Harris Farm Markets
- Industry: Retail
- Founded: 1971; 55 years ago
- Founder: David Harris; Catherine Harris;
- Headquarters: Sydney Markets, Sydney, New South Wales, Australia
- Number of locations: 33 stores (2025)
- Key people: Angus Harris (Co-CEO); Luke Harris (Co-CEO); Catherine Harris (Chairperson);
- Products: Fruit Groceries Vegetables
- Revenue: A$925.5 million (2025)
- Net income: -A$11.4 million (2025)
- Number of employees: 3,000 (2025)
- Website: harrisfarm.com.au

= Harris Farm Markets =

Australian supermarket chain

Harris Farm Markets is an Australian fresh fruit and grocery retail chain with over 30 locations across New South Wales, Queensland and the Australian Capital Territory. The markets specialise in fresh fruit, vegetables, cheeses, breads, perishable, butchery and grocery products.

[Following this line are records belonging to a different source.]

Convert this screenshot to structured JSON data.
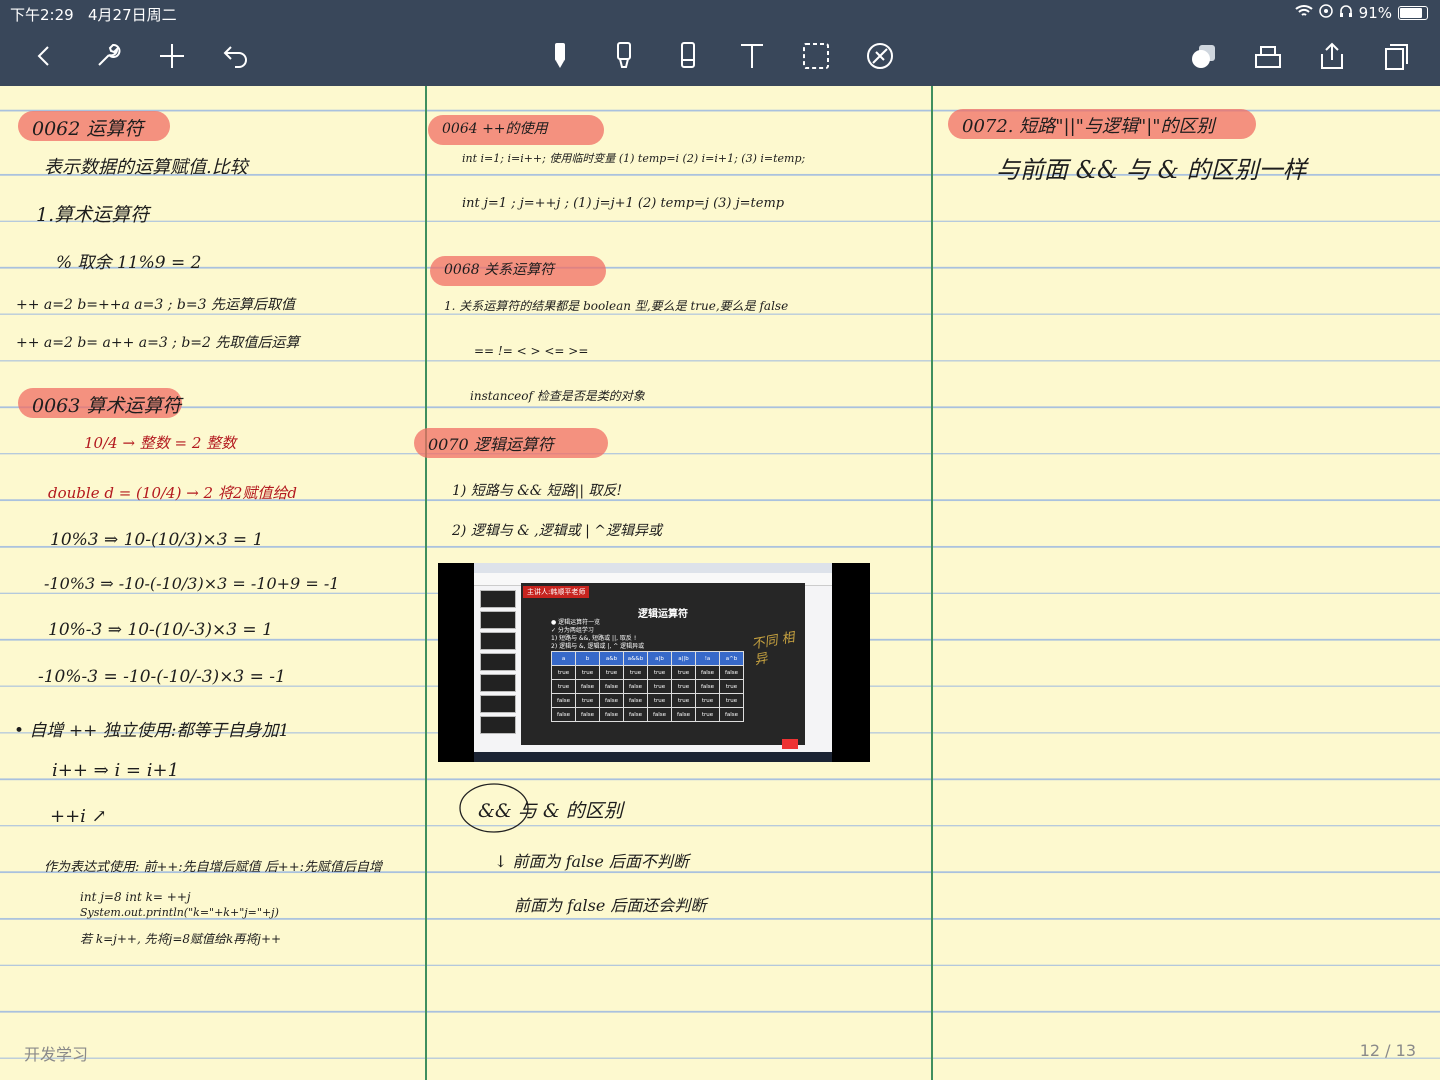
{
  "status_bar": {
    "time": "下午2:29",
    "date": "4月27日周二",
    "battery": "91%",
    "battery_level": 0.91
  },
  "toolbar": {
    "left_icons": [
      "chevron-left-icon",
      "wrench-icon",
      "plus-icon",
      "undo-icon"
    ],
    "tool_icons": [
      "pen-icon",
      "highlighter-icon",
      "eraser-icon",
      "text-icon",
      "lasso-icon",
      "laser-pointer-icon"
    ],
    "selected_tool": "pen-icon",
    "right_icons": [
      "shapes-icon",
      "tray-icon",
      "share-icon",
      "pages-icon"
    ],
    "accent_color": "#39475a"
  },
  "notes": {
    "col1": {
      "heading_1": "0062 运算符",
      "line_1": "表示数据的运算赋值.比较",
      "line_2": "1.算术运算符",
      "line_3": "%  取余        11%9 = 2",
      "line_4": "++    a=2  b=++a     a=3 ; b=3   先运算后取值",
      "line_5": "++    a=2  b= a++     a=3 ; b=2   先取值后运算",
      "heading_2": "0063 算术运算符",
      "line_6": "10/4 → 整数 = 2  整数",
      "line_7": "double d = (10/4) → 2  将2赋值给d",
      "line_8": "10%3  ⇒  10-(10/3)×3 = 1",
      "line_9": "-10%3  ⇒  -10-(-10/3)×3 = -10+9 = -1",
      "line_10": "10%-3  ⇒  10-(10/-3)×3 = 1",
      "line_11": "-10%-3 = -10-(-10/-3)×3 = -1",
      "line_12": "•  自增 ++      独立使用:都等于自身加1",
      "line_13": "i++   ⇒  i = i+1",
      "line_14": "++i  ↗",
      "line_15": "作为表达式使用:  前++:先自增后赋值   后++:先赋值后自增",
      "line_16": "int j=8   int k= ++j",
      "line_17": "System.out.println(\"k=\"+k+\"j=\"+j)",
      "line_18": "若 k=j++, 先将j=8赋值给k再将j++"
    },
    "col2": {
      "heading_1": "0064  ++的使用",
      "line_1": "int i=1;  i=i++; 使用临时变量 (1) temp=i (2) i=i+1; (3) i=temp;",
      "line_2": "int j=1 ;  j=++j ;  (1) j=j+1  (2) temp=j  (3) j=temp",
      "heading_2": "0068  关系运算符",
      "line_3": "1.  关系运算符的结果都是 boolean 型,要么是 true,要么是 false",
      "line_4": "==     !=     <     >     <=     >=",
      "line_5": "instanceof     检查是否是类的对象",
      "heading_3": "0070  逻辑运算符",
      "line_6": "1)  短路与 &&    短路|| 取反!",
      "line_7": "2)  逻辑与 & ,逻辑或 |   ^逻辑异或",
      "line_8": "&& 与 & 的区别",
      "line_9": "↓ 前面为 false 后面不判断",
      "line_10": "前面为 false 后面还会判断"
    },
    "col3": {
      "heading_1": "0072. 短路\"||\"与逻辑\"|\"的区别",
      "line_1": "与前面  &&  与  & 的区别一样"
    }
  },
  "video": {
    "presenter": "主讲人:韩顺平老师",
    "slide_title": "逻辑运算符",
    "bullets": [
      "●  逻辑运算符一览",
      "✓  分为两组学习",
      "1) 短路与 &&, 短路或 ||, 取反 !",
      "2) 逻辑与 &, 逻辑或 |, ^ 逻辑异或"
    ],
    "table_header": [
      "a",
      "b",
      "a&b",
      "a&&b",
      "a|b",
      "a||b",
      "!a",
      "a^b"
    ],
    "table_rows": [
      [
        "true",
        "true",
        "true",
        "true",
        "true",
        "true",
        "false",
        "false"
      ],
      [
        "true",
        "false",
        "false",
        "false",
        "true",
        "true",
        "false",
        "true"
      ],
      [
        "false",
        "true",
        "false",
        "false",
        "true",
        "true",
        "true",
        "true"
      ],
      [
        "false",
        "false",
        "false",
        "false",
        "false",
        "false",
        "true",
        "false"
      ]
    ],
    "annotation": "不同 相异"
  },
  "footer": {
    "notebook": "开发学习",
    "page": "12 / 13"
  }
}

The majority of stores are within Greater Sydney, along with Canberra, Brisbane, Newcastle, Albury and the Gold Coast.

They are one of Australia's largest independent fruit and vegetable grocers. The company is often involved in a variety of sustainability and community initiatives, including their promotion of 'odd-shaped' fruit called "Imperfect Picks" at lower prices in an initiative to reduce landfills and reusing packaging boxes for customer shopping.

==History==
Harris Farm Markets was established in 1971 by David and Catherine Harris with a single shop in Villawood. The company faced possible bankruptcy in the 1990s when an investor pulled out. Following this, the company rebuilt itself.

Harris Farm Markets was the first Australian exclusively market-style fruit and vegetable retailer to open in a supermarket-style operation. Harris Farm Markets stock fruit and vegetables, cheeses, deli items, and gourmet groceries. It was the first Australian store to introduce a ‘imperfect picks’ concept to combat food waste with offers of discounts on off-cuts and odd-shaped fruit and vegetables. Several long-standing stores that were open for decades like Eastgate Bondi Junction and the franchised and independently-run Edgecliff site have closed with more modern replacements nearby since 2019.

In 2013, leadership of the company was passed to three of the five Harris sons, Tristan, Angus and Luke, who shared the title of CEO. Tristan Harris stepped down from the executive role in 2023.

In January 2026, Harris Farm Markets and Amazon entered a partnership to sell fresh food on Amazon's website, beginning with 80 Sydney suburbs. The partnership is the first time fresh food will be available on Amazon in Australia.